Reasons for the absence of suitable medicines for the paediatric population included:
- inadequate dosage information (many medicines used in children were prescribed and administered based on physicians’ own experience rather than on the results of clinical research*)
- absence of suitable formulations and routes of administration (paediatricians had to adapt the dosage and form of medicines authorised for adults, for example, by using only a portion of a tablet for adults after dissolving*)
- ethical concerns about clinical research in children
- economic considerations hindering proactive investment in this sector (for example, the needs and biological and physiological characteristics of neonates are very different compared to teenagers, therefore additional age-appropriate research is required, increasing the complexity, time and cost of developing paediatric medicines).
- non-availability of therapeutic advances for the paediatric population,
- high variability or missing normative physiological data for different paediatric subgroups up to young adults on which to base the development of medicines
* These can be considered off-label use of adult medicines in children. This carries the risk of either lack of effectiveness or poses safety problems in children, the latter perhaps of lesser concern in adults but possibly important and serious in children. A 2017 study on off-label use of medicines in the EU suggested that in children 0-18 years of age the prevalence of off-label use was still widespread.
FOR THE INTERESTED: in hospital settings with a mean of 33,8 ± 15,5 SD and outpatient setting with a mean of 40,8 ± 28,1 SD. The introduction of the Paediatric Regulation (1901/2006/EC) was introduced to lower off-label use in paediatrics. According to the publication, this has not yet led to a lower prevalence of off-label use primarily due to indications where satisfactory treatment exists for adults (32 studies on off-label use (including data from 16 EU Member States) in various paediatric populations in the hospital setting showed a range of 13-69% of the investigated prescriptions being off-label. In 40 studies (including data from 12 Member States) in the outpatient setting, a wider range of 2-100% was found).

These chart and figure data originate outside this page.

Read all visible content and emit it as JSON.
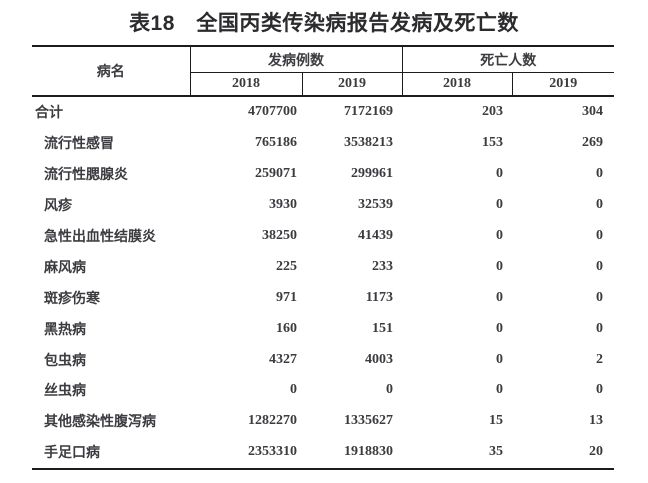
{
  "title": "表18　全国丙类传染病报告发病及死亡数",
  "colors": {
    "background": "#ffffff",
    "text": "#3b3b40",
    "title_text": "#2b2b2e",
    "border": "#1c1c1c"
  },
  "table": {
    "header": {
      "disease": "病名",
      "cases_group": "发病例数",
      "deaths_group": "死亡人数",
      "year_cols": [
        "2018",
        "2019",
        "2018",
        "2019"
      ]
    },
    "rows": [
      {
        "name": "合计",
        "cases_2018": "4707700",
        "cases_2019": "7172169",
        "deaths_2018": "203",
        "deaths_2019": "304"
      },
      {
        "name": "流行性感冒",
        "cases_2018": "765186",
        "cases_2019": "3538213",
        "deaths_2018": "153",
        "deaths_2019": "269"
      },
      {
        "name": "流行性腮腺炎",
        "cases_2018": "259071",
        "cases_2019": "299961",
        "deaths_2018": "0",
        "deaths_2019": "0"
      },
      {
        "name": "风疹",
        "cases_2018": "3930",
        "cases_2019": "32539",
        "deaths_2018": "0",
        "deaths_2019": "0"
      },
      {
        "name": "急性出血性结膜炎",
        "cases_2018": "38250",
        "cases_2019": "41439",
        "deaths_2018": "0",
        "deaths_2019": "0"
      },
      {
        "name": "麻风病",
        "cases_2018": "225",
        "cases_2019": "233",
        "deaths_2018": "0",
        "deaths_2019": "0"
      },
      {
        "name": "斑疹伤寒",
        "cases_2018": "971",
        "cases_2019": "1173",
        "deaths_2018": "0",
        "deaths_2019": "0"
      },
      {
        "name": "黑热病",
        "cases_2018": "160",
        "cases_2019": "151",
        "deaths_2018": "0",
        "deaths_2019": "0"
      },
      {
        "name": "包虫病",
        "cases_2018": "4327",
        "cases_2019": "4003",
        "deaths_2018": "0",
        "deaths_2019": "2"
      },
      {
        "name": "丝虫病",
        "cases_2018": "0",
        "cases_2019": "0",
        "deaths_2018": "0",
        "deaths_2019": "0"
      },
      {
        "name": "其他感染性腹泻病",
        "cases_2018": "1282270",
        "cases_2019": "1335627",
        "deaths_2018": "15",
        "deaths_2019": "13"
      },
      {
        "name": "手足口病",
        "cases_2018": "2353310",
        "cases_2019": "1918830",
        "deaths_2018": "35",
        "deaths_2019": "20"
      }
    ]
  }
}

In general, off-label use of drugs is common and occurs in every specialty of medicine. It may be more common in areas of medicine in which the patient population is less likely to be included in clinical trials (eg, pediatric, pregnant, or psychiatric patients) (Wittich et al 2012 Ten Common Questions (and Their Answers) About Off-label Drug Use).
A study from 2006 reported, in a group of commonly used medications, 21% of prescriptions were for an off-label use (Radley et al 2006 Off-label prescribing among office-based physicians). In an intensive care unit setting 36.2% of the medication orders were for off-label use (Lat et al 2011 Off-label medication use in adult critical care patients, in a headache specialty practice the amount of off-label prescriptions was 47% (Londer and Biondi 2004 Off-label prescribing of drugs in specialty headache practice). In oncology, according to one study from 2017 up to 71% of patients received at least one off-label chemotherapy (Saiyed et al 2017; Off-label drug use in oncology: a systematic review of literature).
Regulation (EC) No 1901/2006/EC, the Paediatric Regulation, came into force in the European Union (EU) on 26 January 2007. It was seen as a response to the absence of sufficient numbers of suitable, authorised medicines for children. The regulation was adopted to “ensure that medicines are regularly researched, developed and authorised to meet the therapeutic needs of children”. Its objectives were to:
- facilitate the development and availability of medicines for children aged 0 to17 years of age;
- ensure that medicines for the treatment of children are subject to ethical research of high quality and are appropriately authorised for use in the paediatric population;
- improve the available information on the use of medicines in various paediatric populations.
- achieve this without unnecessary trials in children or delaying the authorisation of medicines for adults
It applies to both, “nationally” (MRP, DCP, national) as well as to centrally authorised medicines.